I'm writing this in response to a letter (July 15) about gay marriages.
I am a student of religion history. I've been doing this for over 40 years.
I understand the situation the gay community is going through. And that one partner may not share in the benefits that other married people do under the civil law. But I'm not writing or addressing the civil law concerning the gay community. I'm writing about the Christian church concerning gay marriages.
I understand throughout the Christian communities they are divided over this. There are ministers who support the gay marriages and openly speak about it.
I understand that these ministers say they cannot find it anywhere in the New Testament. Well this may be true, but they know that Jesus probably would not have addressed it anyway, for the people he was preaching to were all Jews, and were under the law of Moses, so it did not need to be addressed to them.
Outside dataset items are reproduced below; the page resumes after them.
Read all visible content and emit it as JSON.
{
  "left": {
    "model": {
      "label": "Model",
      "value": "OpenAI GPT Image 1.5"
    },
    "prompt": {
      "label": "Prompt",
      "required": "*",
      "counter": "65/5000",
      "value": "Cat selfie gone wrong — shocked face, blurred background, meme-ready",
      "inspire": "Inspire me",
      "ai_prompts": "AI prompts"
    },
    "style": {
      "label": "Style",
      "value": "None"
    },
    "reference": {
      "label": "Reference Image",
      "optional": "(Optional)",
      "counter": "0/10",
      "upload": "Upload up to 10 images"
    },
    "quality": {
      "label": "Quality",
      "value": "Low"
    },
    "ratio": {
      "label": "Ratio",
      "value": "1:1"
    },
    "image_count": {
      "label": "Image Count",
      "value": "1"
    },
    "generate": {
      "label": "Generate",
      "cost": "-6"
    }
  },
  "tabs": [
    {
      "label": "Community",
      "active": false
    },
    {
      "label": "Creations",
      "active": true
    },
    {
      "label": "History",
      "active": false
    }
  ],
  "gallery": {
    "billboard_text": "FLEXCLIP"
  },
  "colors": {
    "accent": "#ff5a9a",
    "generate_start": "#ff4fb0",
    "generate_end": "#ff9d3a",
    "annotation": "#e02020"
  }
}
We Christians have a Bible in two parts, the Old Testament which is Jewish, and the New Testament which is also Jewish.
I also read in the paper that our governor had read the New Testament and could not find anything about gay marriages. Like so many Christians, they pick and choose what they want to read. They also forget that the Old Testament is still in force.
In the New International Version of Leviticus Chapter 18, God told Moses to put to pen the unlawful sexual relations. It says, "Do not lie with a man as one lies with a woman; that is detestable." This scripture also applies to females.
This law has never been put aside, either by the Jews or the Christian church. So those ministers should know this and if they do not, then they are in error, for they should have known that even Jesus was under Mosaic law.
We Christians should challenge our ministers on what they teach. Some are not teaching the Christian principles and only teach what suits them and appeases their congregations.
So I say to the Christian community that they should stand up and do what is right. Put those ministers aside and the ministers who do not openly speak against other ministers who support such referendums that would affect our church.
This is a crucial time for our church. If you sit on the sidelines, your own beliefs come into question.